A startup called Freestyle launched on Hacker News this morning with a technically credible claim: they can fork a running Linux VM—full memory state, live processes—in under 50 milliseconds.
That sounds like a systems flex, and it is, but there’s a real problem underneath it.
Coding agents need isolation. When Claude Code or Cursor Agent or some bespoke workflow runs arbitrary code on your behalf, you want that code contained somewhere that won’t bleed into anything else. Containers are the obvious answer—and for many workloads they’re fine—but containers share a kernel, they don’t give you real root, and they don’t support nested virtualization or eBPF in the ways that some agent tasks need. Full VMs do. The catch is that full VMs are slow to boot and expensive to run at scale.
Freestyle’s pitch is that they’ve solved the provisioning problem. Their VMs are full Debian systems with systemd, nested virtualization enabled, and multiple user accounts—the real thing—but they provision in under 700ms from API call to ready machine. More interestingly, the forking capability lets you snapshot a running VM and create a copy with the same memory state in under 50ms without pausing the original. For agent workloads that need to explore multiple branches of execution in parallel—think “run this test suite five different ways simultaneously”—that’s a meaningful primitive.

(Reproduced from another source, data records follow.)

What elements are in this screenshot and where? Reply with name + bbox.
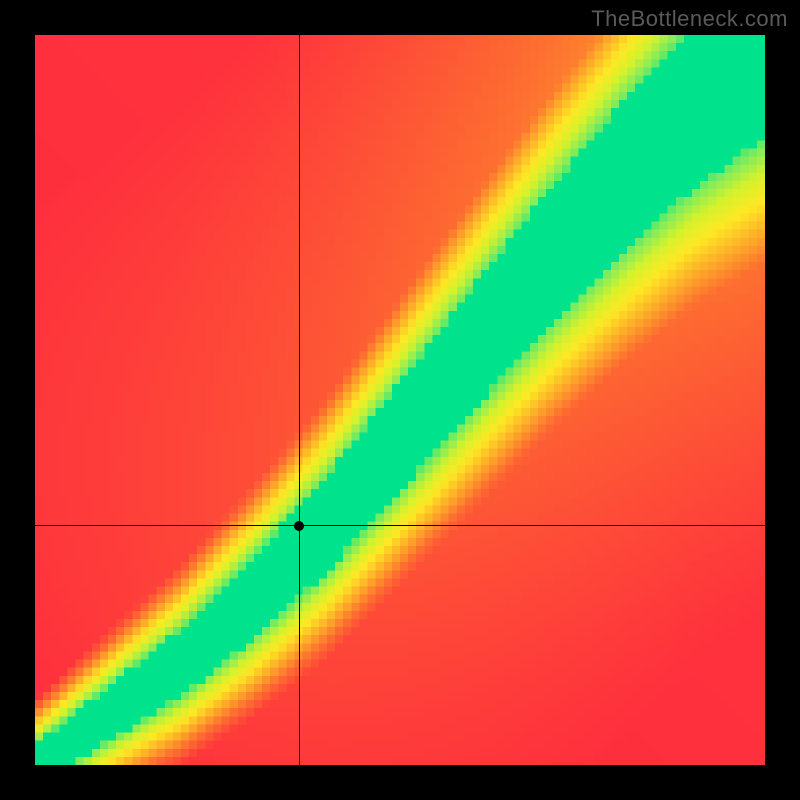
heatmap-plot bbox=[35, 35, 765, 765]
crosshair-horizontal bbox=[35, 525, 765, 526]
crosshair-dot bbox=[294, 521, 304, 531]
watermark-text: TheBottleneck.com bbox=[591, 6, 788, 32]
heatmap-canvas bbox=[35, 35, 765, 765]
crosshair-vertical bbox=[299, 35, 300, 765]
chart-container: TheBottleneck.com bbox=[0, 0, 800, 800]
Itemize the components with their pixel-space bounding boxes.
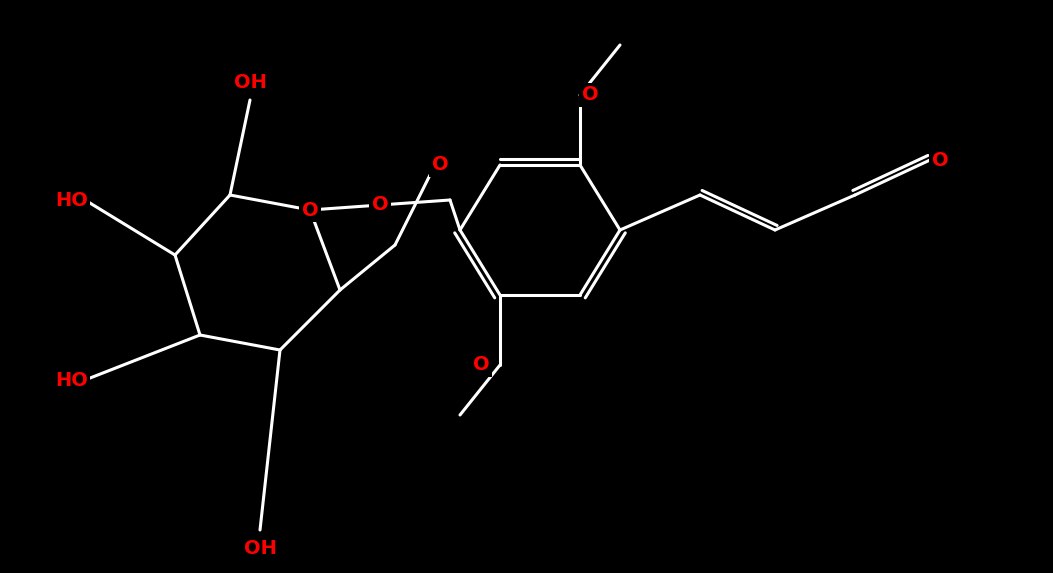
Text: OH: OH (234, 73, 266, 92)
Text: O: O (474, 355, 490, 375)
Text: O: O (302, 201, 318, 219)
Text: HO: HO (55, 190, 87, 210)
Text: O: O (932, 151, 949, 170)
Text: O: O (581, 85, 598, 104)
Text: HO: HO (55, 371, 87, 390)
Text: O: O (432, 155, 449, 175)
Text: OH: OH (243, 539, 277, 558)
Text: O: O (372, 195, 389, 214)
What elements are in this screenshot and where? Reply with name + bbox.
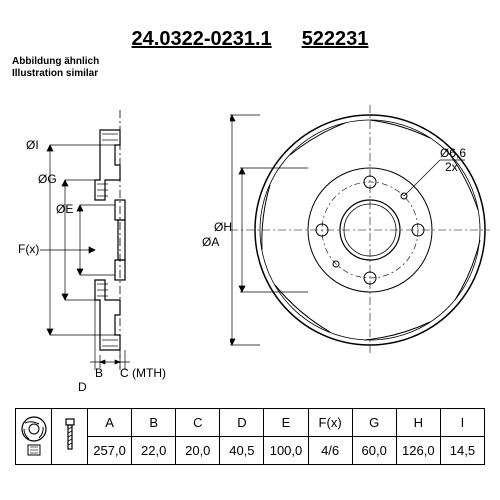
dimension-table: A B C D E F(x) G H I 257,0 22,0 20,0 40,… bbox=[15, 408, 485, 465]
val-d: 40,5 bbox=[220, 437, 264, 465]
part-number: 24.0322-0231.1 bbox=[132, 28, 272, 50]
col-d: D bbox=[220, 409, 264, 437]
bolt-icon bbox=[57, 415, 83, 459]
side-cross-section: ØI ØG ØE F(x) B D C (MTH) bbox=[20, 110, 170, 350]
dim-label-f: F(x) bbox=[18, 242, 39, 256]
dim-label-e: ØE bbox=[56, 202, 73, 216]
dim-label-h: ØH bbox=[214, 220, 232, 234]
val-g: 60,0 bbox=[352, 437, 396, 465]
note-line-de: Abbildung ähnlich bbox=[12, 56, 99, 68]
val-i: 14,5 bbox=[440, 437, 484, 465]
technical-diagram: ØI ØG ØE F(x) B D C (MTH) bbox=[0, 70, 500, 380]
part-header: 24.0322-0231.1 522231 bbox=[0, 28, 500, 51]
val-a: 257,0 bbox=[88, 437, 132, 465]
col-f: F(x) bbox=[308, 409, 352, 437]
bolt-icon-cell bbox=[52, 409, 88, 465]
short-code: 522231 bbox=[302, 28, 369, 50]
col-a: A bbox=[88, 409, 132, 437]
dim-label-i: ØI bbox=[26, 138, 39, 152]
val-c: 20,0 bbox=[176, 437, 220, 465]
val-f: 4/6 bbox=[308, 437, 352, 465]
dim-label-hole-count: 2x bbox=[445, 160, 458, 174]
dim-label-c: C (MTH) bbox=[120, 366, 166, 380]
dim-label-g: ØG bbox=[38, 172, 57, 186]
dim-label-a: ØA bbox=[202, 235, 219, 249]
val-e: 100,0 bbox=[264, 437, 308, 465]
val-h: 126,0 bbox=[396, 437, 440, 465]
dim-label-d: D bbox=[78, 380, 87, 394]
table-header-row: A B C D E F(x) G H I bbox=[16, 409, 485, 437]
col-c: C bbox=[176, 409, 220, 437]
col-i: I bbox=[440, 409, 484, 437]
col-g: G bbox=[352, 409, 396, 437]
val-b: 22,0 bbox=[132, 437, 176, 465]
disc-type-icon bbox=[19, 415, 49, 459]
front-face-view: ØH ØA Ø6,6 2x bbox=[230, 90, 490, 350]
col-h: H bbox=[396, 409, 440, 437]
col-b: B bbox=[132, 409, 176, 437]
disc-type-icon-cell bbox=[16, 409, 52, 465]
col-e: E bbox=[264, 409, 308, 437]
dim-label-b: B bbox=[95, 366, 103, 380]
dim-label-hole: Ø6,6 bbox=[440, 146, 466, 160]
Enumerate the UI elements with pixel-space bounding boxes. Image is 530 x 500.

They’re also explicit about a business decision that reveals something about where the market is: they built on bare metal hardware they own rather than renting from AWS or GCP. The reason is cost. At the scale of “tens of thousands of agents” that they’re targeting, cloud margins apparently don’t work. Owning your own iron is a serious commitment and a sign that this isn’t a weekend project.
The competitive space includes E2B, Modal, Daytona, and Fly.io’s Sprites product. The Freestyle founders argue their differentiator is power—full Linux rather than constrained sandboxes—and the forking capability, which they say is unique. The HN comments were reasonably skeptical but nobody seriously disputed the technical claims.
What’s interesting about this launch isn’t really the product features themselves—they’re nascent, the pricing isn’t public, and the use-case documentation acknowledges it needs work. What’s interesting is what it signals: the agent infrastructure layer is mature enough that serious systems engineers are building dedicated primitives for it. A year ago, “sandbox for coding agents” meant running a Docker container. Now someone is building custom VM hypervisors and buying racks because the performance requirements are specific enough to warrant it.
The HN thread is worth reading. The founder (Ben) is responsive, the technical questions get real answers, and the comparison with competitors is relatively honest. The product is early but the engineering is not.
Agent sandboxing is boring infrastructure work, which means it’s exactly the kind of thing that matters a lot once you’re running anything serious in production. Freestyle is betting there’s a real market for doing it well.